Not only because the blow, a rude and deafening bok , had dazed me but because the position concealed my Braille navigation of the flamethrower. She hadn’t seen that. Didn’t know the weapon was there. What I needed from her now was the Bond villain’s soliloquising delay. I wasn’t going to get it. She was here to kidnap, not to kill.
“Uhhhr,” I said, not entirely faking. The head gouge was in the transitional stage between very cold and very hot. The wound in my chest was a rose of fire. I opened my eyes to see her descending gently to the floor. Flier. Fuck. Closed them again. Forced nimbleness into my fingertips. It’s basically a glorified water pistol , Harley had said, knowing not whereof he spoke. Two triggers, one for fuel release, one for ignition. Ergo I’d need both hands. The odds had just worsened.
“Phil?” Mia said.
Flying over me she’d passed the library doorway. Peripherally registered its lone occupant. She hadn’t known.
Two-thirds out of the holster.
She stood with her feet apart and an ugly hang to her limbs, face slack, staring at the crisping corpse by the hearth. Rain was a continuous exhalation against the house.

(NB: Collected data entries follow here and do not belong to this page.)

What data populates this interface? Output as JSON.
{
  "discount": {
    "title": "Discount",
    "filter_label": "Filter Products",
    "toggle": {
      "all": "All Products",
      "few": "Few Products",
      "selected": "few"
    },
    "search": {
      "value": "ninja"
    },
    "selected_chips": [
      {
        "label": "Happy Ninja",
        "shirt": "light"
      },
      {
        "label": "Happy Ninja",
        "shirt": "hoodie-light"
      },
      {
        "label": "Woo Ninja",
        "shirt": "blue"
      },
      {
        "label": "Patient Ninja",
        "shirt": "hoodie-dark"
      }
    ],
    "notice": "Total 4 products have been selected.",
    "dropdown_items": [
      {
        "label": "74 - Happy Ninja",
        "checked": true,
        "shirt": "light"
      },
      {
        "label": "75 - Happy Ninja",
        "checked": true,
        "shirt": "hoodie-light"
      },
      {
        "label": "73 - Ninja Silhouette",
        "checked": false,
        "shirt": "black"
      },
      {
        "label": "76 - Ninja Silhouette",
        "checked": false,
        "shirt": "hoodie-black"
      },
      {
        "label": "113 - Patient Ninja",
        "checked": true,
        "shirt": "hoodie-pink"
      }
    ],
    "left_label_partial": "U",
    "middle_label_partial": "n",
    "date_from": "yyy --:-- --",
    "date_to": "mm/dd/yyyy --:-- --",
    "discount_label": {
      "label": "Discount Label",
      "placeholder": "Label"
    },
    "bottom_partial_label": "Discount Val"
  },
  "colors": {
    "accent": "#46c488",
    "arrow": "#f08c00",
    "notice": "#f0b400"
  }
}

The weapon’s nozzle was caught on something, I couldn’t tell what. Talulla’s voice said quietly in my head: You’re running out of time.

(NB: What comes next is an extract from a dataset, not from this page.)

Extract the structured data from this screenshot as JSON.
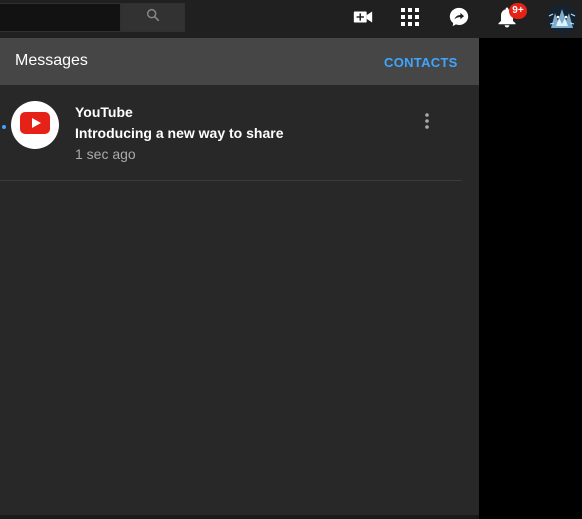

Closing my eyes would’ve helped my fingers but Mia turned in the doorway and looked at me. “You?” she asked. I opened my mouth to lie but she said: “Don’t bother.” In the brighter light of the library her face’s colours vivified: red; blue; white. Very calmly she bent—one nyloned knee ticked, humanising her—and picked up the Staker that lay by her feet.

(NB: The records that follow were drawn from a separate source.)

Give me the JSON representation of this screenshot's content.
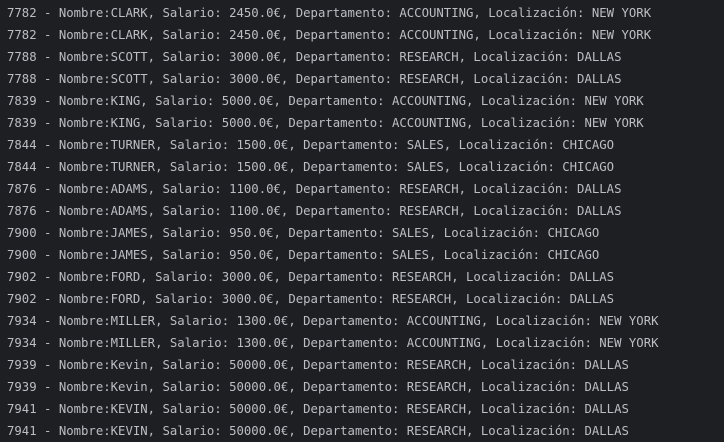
{
  "console": {
    "lines": [
      "7782 - Nombre:CLARK, Salario: 2450.0€, Departamento: ACCOUNTING, Localización: NEW YORK",
      "7782 - Nombre:CLARK, Salario: 2450.0€, Departamento: ACCOUNTING, Localización: NEW YORK",
      "7788 - Nombre:SCOTT, Salario: 3000.0€, Departamento: RESEARCH, Localización: DALLAS",
      "7788 - Nombre:SCOTT, Salario: 3000.0€, Departamento: RESEARCH, Localización: DALLAS",
      "7839 - Nombre:KING, Salario: 5000.0€, Departamento: ACCOUNTING, Localización: NEW YORK",
      "7839 - Nombre:KING, Salario: 5000.0€, Departamento: ACCOUNTING, Localización: NEW YORK",
      "7844 - Nombre:TURNER, Salario: 1500.0€, Departamento: SALES, Localización: CHICAGO",
      "7844 - Nombre:TURNER, Salario: 1500.0€, Departamento: SALES, Localización: CHICAGO",
      "7876 - Nombre:ADAMS, Salario: 1100.0€, Departamento: RESEARCH, Localización: DALLAS",
      "7876 - Nombre:ADAMS, Salario: 1100.0€, Departamento: RESEARCH, Localización: DALLAS",
      "7900 - Nombre:JAMES, Salario: 950.0€, Departamento: SALES, Localización: CHICAGO",
      "7900 - Nombre:JAMES, Salario: 950.0€, Departamento: SALES, Localización: CHICAGO",
      "7902 - Nombre:FORD, Salario: 3000.0€, Departamento: RESEARCH, Localización: DALLAS",
      "7902 - Nombre:FORD, Salario: 3000.0€, Departamento: RESEARCH, Localización: DALLAS",
      "7934 - Nombre:MILLER, Salario: 1300.0€, Departamento: ACCOUNTING, Localización: NEW YORK",
      "7934 - Nombre:MILLER, Salario: 1300.0€, Departamento: ACCOUNTING, Localización: NEW YORK",
      "7939 - Nombre:Kevin, Salario: 50000.0€, Departamento: RESEARCH, Localización: DALLAS",
      "7939 - Nombre:Kevin, Salario: 50000.0€, Departamento: RESEARCH, Localización: DALLAS",
      "7941 - Nombre:KEVIN, Salario: 50000.0€, Departamento: RESEARCH, Localización: DALLAS",
      "7941 - Nombre:KEVIN, Salario: 50000.0€, Departamento: RESEARCH, Localización: DALLAS"
    ]
  },
  "colors": {
    "background": "#1e1f22",
    "text": "#bcbec4"
  }
}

“You want me alive, don’t forget,” I said. She stood over me. I looked up at her. Here was the submissive’s camera angle of choice for his dominatrix, the perspective all boot and thigh and hip narrowing to the remote worshipful contemptuous head like a mountaintop divinity. I took a breath for reiteration—and she shot a stake through my left leg.
Pain, yes, sheet lightning, but also a peculiarly schoolboyish sense of injustice. She’d clipped the femur but not broken it, gone instead at an angle through the quadrilateral and vastus externus. No major arteries, but the sciatic nerve violently wronged already playing the Psycho shower scene strings in shock, a sensation that went all the way up to my molars.
Paltry vandalism as far as her ladyship was concerned. Something to keep me busy while she, tossing the Staker downstairs and turning with an expression testifying to the effect of my odour on her , took out a mobile and dialled. “It’s me,” she said. “I’ve got him.” Pause. “Phil’s dead.”